I won’t share much; because the Civil War was graphic, horrific, traumatizing and terribly depressing (just thinking on it makes me glum). It’s kind of like reliving it each time you hear about it or see that damn Ken Burns series on PBS (Why do they haunt me? Haven’t I suffered enough?). And with the anniversary, it’s almost like living it again. Each day parallels to the past, as memories of the war echo like bad dreams from the previous night.
“If it was so horrible, why did you choose to spend time there while traveling?” Well, time travel is part about where a traveler wants to go and where we have to go. As a side note: any stories I tell you about time travel could easily be debunked by contradictory theories on how time and traveling time works. Consider if you will, if one person goes back in time and changes an event, then someone else can go back and someone else can go back and again and again and again like an infinite loop right? Or perhaps time works in a big ball of infinite possibilities so jumping back won’t affect this time “line” (the idea of line is counterintuitive) but establish a new reality. I’m not here to argue with the science behind traveling, but to tell you the policies for time travelers and my own experiences.

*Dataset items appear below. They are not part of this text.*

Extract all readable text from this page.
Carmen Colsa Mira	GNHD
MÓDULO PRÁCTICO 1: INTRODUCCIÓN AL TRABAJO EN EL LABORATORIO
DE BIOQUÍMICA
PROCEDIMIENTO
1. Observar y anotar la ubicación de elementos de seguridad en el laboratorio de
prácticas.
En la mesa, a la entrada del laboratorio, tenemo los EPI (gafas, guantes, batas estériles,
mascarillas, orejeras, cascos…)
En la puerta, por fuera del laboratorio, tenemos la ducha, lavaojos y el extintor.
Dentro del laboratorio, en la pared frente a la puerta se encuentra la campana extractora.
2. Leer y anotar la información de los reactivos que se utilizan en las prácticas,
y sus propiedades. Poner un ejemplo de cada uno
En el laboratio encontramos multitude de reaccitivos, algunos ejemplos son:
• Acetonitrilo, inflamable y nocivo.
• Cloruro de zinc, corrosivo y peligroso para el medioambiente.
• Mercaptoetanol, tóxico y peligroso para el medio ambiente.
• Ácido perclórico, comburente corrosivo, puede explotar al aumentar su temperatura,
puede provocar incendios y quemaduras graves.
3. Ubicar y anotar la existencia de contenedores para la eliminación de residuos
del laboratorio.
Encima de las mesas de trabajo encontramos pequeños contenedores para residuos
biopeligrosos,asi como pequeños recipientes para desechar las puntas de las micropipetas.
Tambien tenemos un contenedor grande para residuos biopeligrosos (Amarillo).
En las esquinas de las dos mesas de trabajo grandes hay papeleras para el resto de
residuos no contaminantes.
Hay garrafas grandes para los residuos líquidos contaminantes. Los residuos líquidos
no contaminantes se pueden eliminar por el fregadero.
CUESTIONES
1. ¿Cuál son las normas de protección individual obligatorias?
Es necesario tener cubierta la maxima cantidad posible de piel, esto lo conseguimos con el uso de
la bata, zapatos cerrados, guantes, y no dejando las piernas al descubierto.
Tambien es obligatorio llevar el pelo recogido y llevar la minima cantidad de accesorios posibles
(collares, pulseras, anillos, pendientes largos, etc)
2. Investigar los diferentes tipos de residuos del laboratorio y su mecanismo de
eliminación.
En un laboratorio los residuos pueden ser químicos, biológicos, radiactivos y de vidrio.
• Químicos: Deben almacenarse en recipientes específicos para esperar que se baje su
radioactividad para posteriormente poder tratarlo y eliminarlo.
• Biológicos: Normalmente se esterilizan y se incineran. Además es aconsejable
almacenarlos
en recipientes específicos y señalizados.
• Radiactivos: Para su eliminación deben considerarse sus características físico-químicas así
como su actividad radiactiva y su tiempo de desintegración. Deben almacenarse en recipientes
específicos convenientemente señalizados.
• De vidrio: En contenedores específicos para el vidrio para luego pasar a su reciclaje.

So time travelers (scholars and enforcers of history) get to sign up for specific assignments and are sometimes assigned missions when needed. It just so happened that a rouge group of Southern sympathizers decided to jump time and join the South in the hopes of changing history (not exactly what Dale thinks, but close). This typically isn’t allowed (although I have my inklings of when changes have gotten past security) especially on such a grand scale, so an elite force (myself included) were assigned the task of jumping back to the war and stopping these vagabonds.
At this point, I had already done two tours of the Civil War, so I figured it would be a quick and simple mission, find and stop the rogue agents. Unfortunately, this mission meant enduring the full extent of the war, fighting in over 100 engagements and losing a lot of people who over time you easily become close with.
War is hell. I told Sherman that, and then he went on and made the phrase famous. It’s true, all veterans know it, and all of those who died in battle or from subsequent disease knew it, and especially those who still haunt the death stained ground know this to be true. Why would anyone want to talk about it? Well, we talk about it to remember, to educate and to hopefully not recreate the horrors of war.
War doesn’t end when the last bullet flies; it leaves destruction in its wake that can be felt generations later. When I heard shots ringing out this morning at 4:30am, and I woke up in a cold sweat, I knew it wasn’t some hunting accident or drive by shooting, but the echoes of the past still calling out to me.
“Did you stop the vagabonds?” Well, I guess if you know history, you know the answer to that (although I did have an African American woman aged about 60 years, who had been a teacher for almost 30 years ask me recently who won the Civil War, so you never know).
“Was it worth it, even with all the nightmares?” Yes. I’d say my job protecting history is always worth it, no matter the cost.
“Would you go back again?” Unfortunately I’d have to say yes. Not just for duty, but also because each time you relive history you get to experience the good aspects along with the bad. Seeing the soldiers I knew alive and well again, even while knowing when and how they will die, makes the experience bittersweet (as all aspects of history and the human experience tend to be) but it doesn’t make it unbearable. Experiencing history first hand is the most amazing experience I can imagine, and no amount of nightmares after the fact would make me give that up. Yeah, the memories can be debilitating but more often than not, they feel like a distant dream or a strong imagination playing stories in my head.